Рефлексия о перспективах формирования Россией контрдискурса о деколонизации в Центральной Азии


В статье рассматривается специфика транслируемого (про)западным экспертным сообществом деколонизационного дискурса в отношении Центральной Азии, который, абсолютизируя эмоциональную оценку негативных аспектов советского прошлого, искажает историю.

В настоящее время в (про)западном экспертном пространстве в странах бывшего СССР, включая республики Центральной Азии, получили распространение дискурсы об их «колониальном» прошлом и необходимости деколонизации. При этом «колониальное» прошлое в составе СССР ретранслируется на сегодняшнюю Россию, взаимодействие с которой требует «деколонизационного» мышления. В статье обосновывается тезис о том, что данные дискурсы – реакция на отсутствие негативного отношения местного населения к России, что подрывает усилия по демонизации образа последней на международной арене. В свою очередь, противостояние данным негативным дискурсам, создающим, по сути, негативные симулякры, представляется эффективным путем а) активизации научно-исследовательского, аналитического потенциала России; б) приоритезации более гибких механизмов публичной дипломатии.

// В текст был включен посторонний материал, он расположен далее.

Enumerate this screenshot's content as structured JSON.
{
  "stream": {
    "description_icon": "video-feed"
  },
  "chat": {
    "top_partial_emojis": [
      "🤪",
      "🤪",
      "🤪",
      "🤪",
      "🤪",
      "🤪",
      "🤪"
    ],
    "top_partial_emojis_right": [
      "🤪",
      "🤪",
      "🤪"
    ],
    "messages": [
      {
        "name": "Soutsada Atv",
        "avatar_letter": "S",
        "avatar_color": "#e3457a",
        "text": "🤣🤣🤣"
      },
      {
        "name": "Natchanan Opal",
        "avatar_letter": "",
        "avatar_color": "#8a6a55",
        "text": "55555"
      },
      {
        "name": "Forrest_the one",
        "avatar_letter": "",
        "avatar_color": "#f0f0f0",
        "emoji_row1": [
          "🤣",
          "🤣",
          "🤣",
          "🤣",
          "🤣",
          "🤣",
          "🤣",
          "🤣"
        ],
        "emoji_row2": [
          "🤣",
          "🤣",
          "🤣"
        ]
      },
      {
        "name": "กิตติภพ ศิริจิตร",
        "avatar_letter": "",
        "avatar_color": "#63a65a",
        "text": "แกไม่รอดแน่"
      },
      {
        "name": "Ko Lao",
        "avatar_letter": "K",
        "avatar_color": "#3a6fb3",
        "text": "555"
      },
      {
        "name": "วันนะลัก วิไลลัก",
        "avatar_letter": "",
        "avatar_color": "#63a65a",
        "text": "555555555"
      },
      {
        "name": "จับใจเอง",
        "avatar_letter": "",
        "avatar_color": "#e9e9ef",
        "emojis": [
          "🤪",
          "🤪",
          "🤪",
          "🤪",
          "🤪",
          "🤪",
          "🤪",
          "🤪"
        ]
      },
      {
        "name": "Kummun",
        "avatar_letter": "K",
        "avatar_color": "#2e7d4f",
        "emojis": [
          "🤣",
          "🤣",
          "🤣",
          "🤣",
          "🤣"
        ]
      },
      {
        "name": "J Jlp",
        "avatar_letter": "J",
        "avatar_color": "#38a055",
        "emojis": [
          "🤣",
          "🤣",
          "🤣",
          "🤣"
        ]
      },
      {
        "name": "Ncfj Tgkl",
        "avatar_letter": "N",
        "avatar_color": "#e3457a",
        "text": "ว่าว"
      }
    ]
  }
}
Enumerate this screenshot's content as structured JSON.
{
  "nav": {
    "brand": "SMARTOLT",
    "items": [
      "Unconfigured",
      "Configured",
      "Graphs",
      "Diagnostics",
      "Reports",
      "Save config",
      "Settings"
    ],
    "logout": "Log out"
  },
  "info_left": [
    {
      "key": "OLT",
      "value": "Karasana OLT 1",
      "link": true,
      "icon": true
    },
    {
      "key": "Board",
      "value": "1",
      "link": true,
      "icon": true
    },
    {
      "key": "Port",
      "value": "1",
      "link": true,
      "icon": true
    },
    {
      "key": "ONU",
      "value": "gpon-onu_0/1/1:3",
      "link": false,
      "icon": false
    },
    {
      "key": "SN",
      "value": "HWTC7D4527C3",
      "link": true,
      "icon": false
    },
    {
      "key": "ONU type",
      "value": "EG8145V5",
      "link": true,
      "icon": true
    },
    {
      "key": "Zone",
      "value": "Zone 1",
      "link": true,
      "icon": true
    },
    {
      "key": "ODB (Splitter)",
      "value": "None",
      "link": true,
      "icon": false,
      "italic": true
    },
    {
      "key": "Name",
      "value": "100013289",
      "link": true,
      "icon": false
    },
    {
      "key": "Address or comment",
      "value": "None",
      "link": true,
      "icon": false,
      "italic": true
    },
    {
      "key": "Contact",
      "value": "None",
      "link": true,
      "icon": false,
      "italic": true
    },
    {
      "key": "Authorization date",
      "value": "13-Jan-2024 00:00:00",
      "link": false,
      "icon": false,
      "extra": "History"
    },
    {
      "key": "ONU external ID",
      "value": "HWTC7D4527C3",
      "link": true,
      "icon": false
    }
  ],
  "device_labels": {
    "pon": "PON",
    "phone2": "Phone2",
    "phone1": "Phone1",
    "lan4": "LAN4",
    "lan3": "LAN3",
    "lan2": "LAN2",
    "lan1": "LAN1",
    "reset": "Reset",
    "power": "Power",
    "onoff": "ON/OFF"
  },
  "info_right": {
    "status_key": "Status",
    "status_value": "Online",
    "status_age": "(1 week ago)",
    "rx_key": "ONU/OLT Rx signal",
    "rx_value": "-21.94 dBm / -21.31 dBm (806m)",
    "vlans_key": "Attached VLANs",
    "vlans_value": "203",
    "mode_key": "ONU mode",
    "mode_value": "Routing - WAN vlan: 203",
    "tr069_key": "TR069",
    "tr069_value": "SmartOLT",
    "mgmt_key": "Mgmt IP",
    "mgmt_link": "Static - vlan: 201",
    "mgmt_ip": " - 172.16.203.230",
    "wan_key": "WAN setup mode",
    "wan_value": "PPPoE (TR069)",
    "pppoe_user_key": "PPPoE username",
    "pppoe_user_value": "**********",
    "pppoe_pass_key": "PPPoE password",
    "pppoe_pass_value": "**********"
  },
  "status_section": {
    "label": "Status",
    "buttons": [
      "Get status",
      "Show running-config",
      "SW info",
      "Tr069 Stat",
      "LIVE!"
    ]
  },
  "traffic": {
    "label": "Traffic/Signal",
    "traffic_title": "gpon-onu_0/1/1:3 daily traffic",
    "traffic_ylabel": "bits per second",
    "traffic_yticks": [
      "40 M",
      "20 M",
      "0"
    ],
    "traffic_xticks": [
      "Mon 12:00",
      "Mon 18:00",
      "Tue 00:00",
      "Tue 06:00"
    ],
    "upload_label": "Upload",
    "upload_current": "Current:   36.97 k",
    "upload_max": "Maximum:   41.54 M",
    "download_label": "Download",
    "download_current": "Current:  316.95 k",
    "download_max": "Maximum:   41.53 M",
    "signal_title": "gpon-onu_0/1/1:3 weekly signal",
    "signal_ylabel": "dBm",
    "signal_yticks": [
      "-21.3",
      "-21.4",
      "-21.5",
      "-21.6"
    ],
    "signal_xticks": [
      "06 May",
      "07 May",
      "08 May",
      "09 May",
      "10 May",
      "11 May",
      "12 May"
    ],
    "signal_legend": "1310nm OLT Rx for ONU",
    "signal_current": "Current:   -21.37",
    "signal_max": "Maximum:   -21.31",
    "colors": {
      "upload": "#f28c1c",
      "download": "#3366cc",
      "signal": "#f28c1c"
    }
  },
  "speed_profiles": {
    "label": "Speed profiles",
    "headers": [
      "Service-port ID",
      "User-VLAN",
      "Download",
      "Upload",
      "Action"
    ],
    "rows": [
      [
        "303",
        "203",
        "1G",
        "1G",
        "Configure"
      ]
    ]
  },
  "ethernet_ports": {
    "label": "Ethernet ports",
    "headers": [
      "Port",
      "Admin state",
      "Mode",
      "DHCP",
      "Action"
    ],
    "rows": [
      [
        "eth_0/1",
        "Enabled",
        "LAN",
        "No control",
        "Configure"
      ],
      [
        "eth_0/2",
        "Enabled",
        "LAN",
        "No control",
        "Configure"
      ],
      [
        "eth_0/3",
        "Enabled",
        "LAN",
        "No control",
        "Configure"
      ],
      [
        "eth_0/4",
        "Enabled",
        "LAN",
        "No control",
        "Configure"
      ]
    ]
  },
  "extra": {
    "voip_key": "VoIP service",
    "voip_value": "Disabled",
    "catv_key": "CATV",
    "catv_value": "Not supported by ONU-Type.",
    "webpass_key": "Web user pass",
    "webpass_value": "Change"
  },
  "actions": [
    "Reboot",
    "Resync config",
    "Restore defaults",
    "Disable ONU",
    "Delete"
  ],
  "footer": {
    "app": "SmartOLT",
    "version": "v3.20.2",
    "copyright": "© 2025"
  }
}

Обоснование данного тезиса выстраивается в концептуальных рамках теории «негативной предвзятости», взятой из сферы коммуникаций. Согласно данной теории, на эмоциональном уровне люди, которые обладают негативной информацией о чем-либо, переносят этот негатив на всю получаемую информацию об этом объекте/процессе/феномене. Однако если информация подается не в эмоциональном формате, а в когнитивном, основанном на анализе концептуально выстроенных как положительных, так и отрицательных фактов, то имеющиеся у людей предварительные негативные оценки объекта/процесса/феномена не нейтрализуют получаемые положительные сведения [1], поскольку вкупе с негативными воспринимаются как потенциальный индикатор стремления автора материала просвещать людей, а не манипулировать общественным мнением [2].

Образ России в Центральной Азии

Россия остается в регионе одним из влиятельнейших игроков, несмотря на украинский кризис и связанное с ним санкционное давление «коллективного Запада». Значимость данного влияния усиливается следующими моментами на двух уровнях. На уровне населения это проявляется в том, что из общественного дискурса улетучивается безусловное благоговение перед универсальными ценностями демократии и растет скептицизм в отношении процветающего демократического будущего. Данная тенденция еще более укрепилась после вывода войск США из Афганистана, ставшего индикатором дестабилизирующей, нежели миротворческой роли США [3]. По сути, имидж США как транслятора демократии подрывается расхождениями между словом и делом – кризис, который был обозначен еще в 2014 г. экспертами Центра Вильсона [4]. А также общим негативным фоном всей внешней политики США в Африке, на Ближнем и Среднем Востоке за последние 10 лет, результатом которой стали разрушение целых государств и гибель сотен тысяч людей, гуманитарный кризис, голод и бесконечное гражданское противостояние.

На этом фоне выгодно выступает Россия, которая остается ключевой страной-реципиентом трудовых мигрантов в силу географической близости, с одной стороны, и общего языкового пространства, с другой. Ее образ даже в глазах живущих в сложных социальных условиях трудовых мигрантов имеет позитивную коннотацию, основанную на положительных оценках а) реализуемых в России программ по поддержке социально уязвимых слоев населения, отражающих мощь государства и политическую волю властей; б) экономической мощи России, проявляющейся, в том числе, в более высокой оплате труда и больших возможностях трудоустройства, в сравнении с родиной [5]; в) транслирования традиционных ценностей (прежде всего неприятие в качестве нормы ценностей ЛГБТ-сообществ) [6, c. 65].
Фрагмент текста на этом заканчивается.